トイレにて

 あれは、旦那と一緒にバイク屋に行った時のことです。


 私はお腹が大変なことになり、お店のトイレをかしてもらう事態になりました。私はトイレに駆け込み、無事、用をすませてスッキリです。しかし、その後、私を悲劇がおそいました。なんと、拭いている途中で、トイレットペーパーの芯がカランと鳴ったのです。


 そう。紙切れです。


 予備があるはずだと辺りを見回すのですが、どこにも見当たりません。ドアの外、数メートルのところには、店員さんと旦那がいます。助けを呼ぼうと思えば、呼べない距離ではありません。しかし、他に人がいないとはいえ、私には「トイレットペーパー切れました!」と叫ぶ勇気はありませんでした。


 私は、さいわいなことに、トイレにスマホを持って行っていました。そこで、旦那に電話をかけて助けてもらおうと思いつきます。しかし、旦那の携帯はなぜか留守電モード。一コールで自動音声が流れます。


 今度は、有名なメッセージアプリで、助けを呼ぼうとするのですが、どんなにスタンプを連打しても既読がつきません。店に電話をかければ出てくれるとは思うのですが、電話番号どころか、店の名前すら分かりません。


 緊急事態です。


 これは、いつまでも出てこない私を心配して、誰かが様子をうかがいに来るのを待つしかないのでしょうか? そう思って絶望していた時に、トイレのドアがノックされました。


 救世主の登場です。


 ノックの主は旦那で、店員さんがトイレットペーパーを取りに行っているので、少し待てと言うことでした。

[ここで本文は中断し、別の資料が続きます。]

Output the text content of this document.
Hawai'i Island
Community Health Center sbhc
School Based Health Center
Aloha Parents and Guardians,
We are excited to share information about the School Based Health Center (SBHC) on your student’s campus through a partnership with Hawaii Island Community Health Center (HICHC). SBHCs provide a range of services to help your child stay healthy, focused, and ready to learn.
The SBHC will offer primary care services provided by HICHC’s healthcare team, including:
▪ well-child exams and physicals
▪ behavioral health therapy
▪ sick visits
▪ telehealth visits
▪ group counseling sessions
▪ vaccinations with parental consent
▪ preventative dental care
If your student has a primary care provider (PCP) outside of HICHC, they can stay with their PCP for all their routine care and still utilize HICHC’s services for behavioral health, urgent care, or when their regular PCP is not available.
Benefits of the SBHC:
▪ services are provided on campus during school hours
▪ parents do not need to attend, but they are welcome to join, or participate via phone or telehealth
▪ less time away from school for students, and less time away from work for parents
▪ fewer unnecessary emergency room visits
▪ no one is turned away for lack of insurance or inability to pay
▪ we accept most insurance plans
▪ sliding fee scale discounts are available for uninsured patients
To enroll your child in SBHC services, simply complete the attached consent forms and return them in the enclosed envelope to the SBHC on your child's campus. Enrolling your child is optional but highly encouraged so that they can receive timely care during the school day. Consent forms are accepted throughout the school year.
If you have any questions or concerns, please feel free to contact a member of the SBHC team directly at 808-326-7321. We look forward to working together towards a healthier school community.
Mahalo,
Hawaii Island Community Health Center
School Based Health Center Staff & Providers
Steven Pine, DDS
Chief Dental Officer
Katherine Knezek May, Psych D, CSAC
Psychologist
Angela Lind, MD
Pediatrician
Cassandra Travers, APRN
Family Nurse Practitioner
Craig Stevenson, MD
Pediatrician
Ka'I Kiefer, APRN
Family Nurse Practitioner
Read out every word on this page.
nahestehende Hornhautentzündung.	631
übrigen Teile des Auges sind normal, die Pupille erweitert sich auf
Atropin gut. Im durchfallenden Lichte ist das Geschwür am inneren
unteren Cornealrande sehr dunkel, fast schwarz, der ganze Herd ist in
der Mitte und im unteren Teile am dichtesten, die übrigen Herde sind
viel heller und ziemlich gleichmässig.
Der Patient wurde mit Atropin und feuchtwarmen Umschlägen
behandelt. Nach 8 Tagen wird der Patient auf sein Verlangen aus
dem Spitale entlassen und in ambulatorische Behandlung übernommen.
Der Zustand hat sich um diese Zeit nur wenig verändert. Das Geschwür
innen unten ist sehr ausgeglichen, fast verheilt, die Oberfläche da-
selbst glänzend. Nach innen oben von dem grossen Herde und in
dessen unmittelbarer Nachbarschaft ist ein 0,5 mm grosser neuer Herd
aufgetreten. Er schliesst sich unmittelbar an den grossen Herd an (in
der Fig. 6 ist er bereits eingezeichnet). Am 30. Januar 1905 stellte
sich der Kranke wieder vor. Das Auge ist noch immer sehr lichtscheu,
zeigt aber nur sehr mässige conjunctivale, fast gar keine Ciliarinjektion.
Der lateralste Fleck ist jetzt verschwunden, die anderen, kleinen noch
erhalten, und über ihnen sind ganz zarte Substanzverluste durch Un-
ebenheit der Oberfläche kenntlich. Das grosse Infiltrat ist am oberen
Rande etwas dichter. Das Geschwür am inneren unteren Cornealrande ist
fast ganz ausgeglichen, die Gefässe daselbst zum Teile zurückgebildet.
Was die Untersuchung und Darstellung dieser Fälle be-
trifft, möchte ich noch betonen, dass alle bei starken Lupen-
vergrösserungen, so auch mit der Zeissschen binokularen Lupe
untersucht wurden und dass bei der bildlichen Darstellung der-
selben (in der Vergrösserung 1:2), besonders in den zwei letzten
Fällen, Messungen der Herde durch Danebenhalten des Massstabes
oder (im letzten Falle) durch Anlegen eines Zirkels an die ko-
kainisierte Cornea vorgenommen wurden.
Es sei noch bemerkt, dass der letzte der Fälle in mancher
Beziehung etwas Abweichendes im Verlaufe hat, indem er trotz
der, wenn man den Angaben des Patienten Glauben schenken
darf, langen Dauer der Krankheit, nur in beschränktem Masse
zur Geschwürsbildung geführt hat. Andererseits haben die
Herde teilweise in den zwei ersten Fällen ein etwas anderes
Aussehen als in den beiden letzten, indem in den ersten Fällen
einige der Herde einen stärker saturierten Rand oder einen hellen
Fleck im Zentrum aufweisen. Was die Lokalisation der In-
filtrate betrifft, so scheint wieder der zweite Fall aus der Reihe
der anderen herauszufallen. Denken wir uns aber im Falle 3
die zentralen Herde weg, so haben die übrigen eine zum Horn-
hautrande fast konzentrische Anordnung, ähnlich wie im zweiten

 そして、待つこと数分。もう一度、旦那がドアをノックして、トイレットペーパーが届いたと言います。私はカギを開けると、念願のブツを手に入れることに成功しました。


 私は、スッキリとしてトイレの水を流そうと、タンクの横にあるレバーを回しました。その時、私は見たのです。タンクの上にトイレットペーパーがあるのを! タンクは便器の真後ろ。体が固く、立ち上がることも出来ない私からは、全く見えない位置にあったのです。


 私は、トイレから出ると、恥ずかしいやら申し訳ないやらで、店員さんに謝ります。しかし、店員さんは優しく、これからは、もっと目立つ場所に置くようにすると言ってくださいました。


 これで、めでたしめでたしです。


 しかし、私が旦那を許すことは一生ないでしょう。